When we do not already have an antibiotic, antiviral drug or vaccine at
hand at the moment a new disease hits us, either by accident or on purpose
in biological warfare or bioterrorism, we are in serious (and lethal)
trouble. In this case the only thing left is the medieval solution of
quarantaining the infected people, which only works if we are able to
contain them before they spread over a country or even the planet (e.g.
Ebola, SARS or HIV).

Although all cells in the human body may share the same genome, there is a
high spatial and temporal differentiation in gene expression and metabolic
dynamics in different cell types and organs. In HIV, it is the CD4
lymphocytes which express the receptors by which the virus can enter the
cell (Fauci AS, 1996). A hepatocyte may share its entire genome with a CD4
lymphocyte, but it does not express the proteins encoded by the gene which
allows the virus to enter the cell. The progress of a HIV infection is
also a highly dynamic process of interaction between the host and the
virus (Wei, X., 1995). The observation of differences in disease progress
leads to the discovery of a genetic restriction of HIV-1 infection and
progression to AIDS by a deletion allele of the CCR5 structural gene (Dean
M, 1996). The emerging picture on infectious diseases is one of highly
polygenic patterns, with occasional major genes, along with significant
inter-population heterogeneity (Frodsham AJ, 2004). The complex
interactions and regulation of the Interleukin-1 (IL-1) family of proteins
is just one of the issues in elucidating the dynamics of the human immune
system (Laurincova B., 2000).

Clinical observations lead to genetic conclusions, but the way back to
clinical treatment of diseases is a long and winding road for which the
gene sequence or protein structure does not provide us with all the
necessary information about the dynamics of the disease process. Studying
the cellular dynamics of disease processes provides us with one of the
step stones from gene to clinic. By focusing on genomics and proteomics
alone, there remains a correlation and predictive deficit in our disease
models. Mendelian diseases

Mendelian inherited and monogenic diseases have always been at the center
of attention in the relation of genetic variation to diseases.
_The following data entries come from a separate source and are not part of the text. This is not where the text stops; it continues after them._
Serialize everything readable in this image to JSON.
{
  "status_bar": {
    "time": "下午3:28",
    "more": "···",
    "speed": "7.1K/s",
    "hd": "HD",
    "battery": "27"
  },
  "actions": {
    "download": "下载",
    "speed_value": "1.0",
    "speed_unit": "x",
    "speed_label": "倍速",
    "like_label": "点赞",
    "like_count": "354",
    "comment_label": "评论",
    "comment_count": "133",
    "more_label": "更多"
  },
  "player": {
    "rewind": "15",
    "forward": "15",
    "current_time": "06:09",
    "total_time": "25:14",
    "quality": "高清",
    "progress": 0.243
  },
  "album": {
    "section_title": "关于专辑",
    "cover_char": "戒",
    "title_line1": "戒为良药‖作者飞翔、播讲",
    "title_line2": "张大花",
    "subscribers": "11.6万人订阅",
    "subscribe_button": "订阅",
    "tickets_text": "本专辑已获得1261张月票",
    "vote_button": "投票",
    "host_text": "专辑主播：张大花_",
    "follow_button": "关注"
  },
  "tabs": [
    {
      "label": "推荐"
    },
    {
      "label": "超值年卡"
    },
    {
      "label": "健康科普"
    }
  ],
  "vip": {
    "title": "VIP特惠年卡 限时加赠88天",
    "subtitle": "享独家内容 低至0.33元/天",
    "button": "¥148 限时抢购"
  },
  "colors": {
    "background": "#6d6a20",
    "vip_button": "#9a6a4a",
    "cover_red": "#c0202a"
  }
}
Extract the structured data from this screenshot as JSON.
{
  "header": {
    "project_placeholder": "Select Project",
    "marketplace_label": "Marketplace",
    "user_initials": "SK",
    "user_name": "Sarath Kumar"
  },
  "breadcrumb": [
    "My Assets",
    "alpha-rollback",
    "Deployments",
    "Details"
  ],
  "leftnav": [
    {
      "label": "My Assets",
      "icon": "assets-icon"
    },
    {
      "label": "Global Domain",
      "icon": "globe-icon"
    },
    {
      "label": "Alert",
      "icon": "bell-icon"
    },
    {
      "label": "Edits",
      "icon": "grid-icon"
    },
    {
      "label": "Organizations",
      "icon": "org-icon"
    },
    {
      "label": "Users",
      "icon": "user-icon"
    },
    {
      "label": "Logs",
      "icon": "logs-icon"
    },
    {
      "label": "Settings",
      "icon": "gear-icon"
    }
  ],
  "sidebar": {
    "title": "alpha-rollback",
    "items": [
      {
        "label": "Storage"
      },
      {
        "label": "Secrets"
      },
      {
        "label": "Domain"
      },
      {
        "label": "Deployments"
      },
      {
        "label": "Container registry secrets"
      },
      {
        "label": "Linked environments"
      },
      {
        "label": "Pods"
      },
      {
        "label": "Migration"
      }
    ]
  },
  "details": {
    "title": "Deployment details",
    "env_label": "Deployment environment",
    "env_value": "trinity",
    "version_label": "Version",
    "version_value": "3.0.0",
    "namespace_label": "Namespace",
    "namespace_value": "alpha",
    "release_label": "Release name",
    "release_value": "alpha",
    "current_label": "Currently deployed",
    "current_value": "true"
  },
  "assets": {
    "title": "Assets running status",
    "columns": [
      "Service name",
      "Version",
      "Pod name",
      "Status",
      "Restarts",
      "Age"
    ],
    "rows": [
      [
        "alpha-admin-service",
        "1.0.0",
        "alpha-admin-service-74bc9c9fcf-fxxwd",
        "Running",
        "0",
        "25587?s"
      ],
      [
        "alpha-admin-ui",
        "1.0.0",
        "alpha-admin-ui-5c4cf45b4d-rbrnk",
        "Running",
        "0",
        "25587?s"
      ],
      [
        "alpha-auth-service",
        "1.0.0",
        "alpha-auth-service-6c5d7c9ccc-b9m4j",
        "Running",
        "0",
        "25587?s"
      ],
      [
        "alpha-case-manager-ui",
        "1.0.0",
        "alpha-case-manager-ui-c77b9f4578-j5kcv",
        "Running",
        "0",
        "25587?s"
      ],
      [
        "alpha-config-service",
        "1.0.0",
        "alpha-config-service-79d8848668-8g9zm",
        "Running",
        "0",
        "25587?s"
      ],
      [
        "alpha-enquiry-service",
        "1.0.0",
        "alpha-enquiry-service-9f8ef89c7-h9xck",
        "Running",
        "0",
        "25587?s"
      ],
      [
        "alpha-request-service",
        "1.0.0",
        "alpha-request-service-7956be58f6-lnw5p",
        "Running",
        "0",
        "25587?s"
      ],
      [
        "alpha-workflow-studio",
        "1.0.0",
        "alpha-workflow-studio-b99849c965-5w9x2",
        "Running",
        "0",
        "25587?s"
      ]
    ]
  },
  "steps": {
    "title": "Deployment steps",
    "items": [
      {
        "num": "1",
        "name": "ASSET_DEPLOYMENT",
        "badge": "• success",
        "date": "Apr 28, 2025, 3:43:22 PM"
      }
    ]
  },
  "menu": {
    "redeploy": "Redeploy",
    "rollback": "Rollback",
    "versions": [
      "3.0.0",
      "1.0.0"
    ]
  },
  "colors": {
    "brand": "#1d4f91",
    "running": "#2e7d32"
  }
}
Monogenic
diseases served as a model to prove the use of genetic information to the
development of a disease and the outcome of a disease process.
Phenotype-genotype relationships are complex even in the case of many
monogenic diseases. Increasingly complex interactions have now been
demonstrated in a number of monogenic Mendelian diseases (Nabholz CE,
2004). The (phenotypical and functional) expression and development of
even a monogenic disease depends on its context, which comprises both
other genes and environmental factors. These inter-gene and epigenetic
interactions have a significant impact on the prediction of the age of
occurrence, severity, and long-term prognosis of even ‘genetic’
diseases (Cajiao I, 2004; Hull J, 1998; Frank RE, 2004; Salvatore F, 2002;
Sontag MK, 2004; Sangiuolo F, 2004).

The beta-thalassemias show a remarkable phenotypic diversity caused by the
action of many secondary and tertiary modifiers, and a wide range of
environmental factors (Weatherall DJ., 2001). Sickle cell anaemia and
cystic fibrosis can serve as an example that genotype at a single locus
rarely completely predicts phenotype (Summers KM., 1996). Although the
gene defect in Huntington’s disease is known for years, the contribution
of the gene defect to the functional out come of the disease is not yet
known (Georgiou-Karistianis N, 2003). Cell based research will help to
elucidate the disease mechanism in Huntington’s disease (Arrasate M,

In cystic fibrosis, the severity of the disease cannot be linked
one-on-one to genetic variation in CFTR (Grody W, 2003). Cystic fibrosis
is the most common autosomal recessive disorder in Caucasians, with a
frequency of approximately 1 in 3000 live births, so finding a cure for
this disease has a high impact on our society. Success stories with rare
diseases may sound impressive from a scientific point of view, but there
is no escape from the economic reality of the size of the patient
population. So let us take a closer look at cystic fibrosis as it is a
disease of which the gene held responsible for the disease was identified
about 14 years ago (Rommens JM, 1989; Collins FS., 1990). The method
(reverse genetics) used to identify the gene, did not require an
understanding of the gene function at that moment or any understanding of
the impact of genetic heterogeneity on the phenotypical expression of the
disease (Iannuzzi MC, 1990; Audrezet MP, 2004). By starting form the gene
for a single genetic disease such as cystic fibrosis, where did we get
after 14 years of hard labour?

A once ‘monogenic’ disease such as cystic fibrosis shows remarkable
phenotypic variation and clinical variation (Decaestecker K, 2004). By now
about 1000 gene mutations of the cystic fibrosis transmembrane conductance
regulator gene (CFTR) have been identified, which leads to a highly
variable phenotypic and clinical presentation of the disease. (McKone EF,
2003). Mutations in the CFTR gene have been classified into 5 functional
categories (Welsh MJ, 1993). A list of 1000 mutations is reduced to 5
functional classes at the protein level, which leads to a ratio of 0.5
percent for each mutation to lead to a distinct CFTR chloride channel
dysfunction. Due to the functional uncoupling of gene structure to protein
function in cystic fibrosis, genetic sequence variation has a low impact
on functional variation on the protein level (1000 to 5). More important
than gene sequence variation is the spatial location of a mutation in the
3D structure of a protein. (Rich DP, 1993). Even more important is the
cellular and organ location of a functional defect as in Cystic Fibrosis
mainly the pathological process (Pseudomonas aeruginosa infection) in the
lungs are a major cause of morbidity and mortality (Elkin S, 2003).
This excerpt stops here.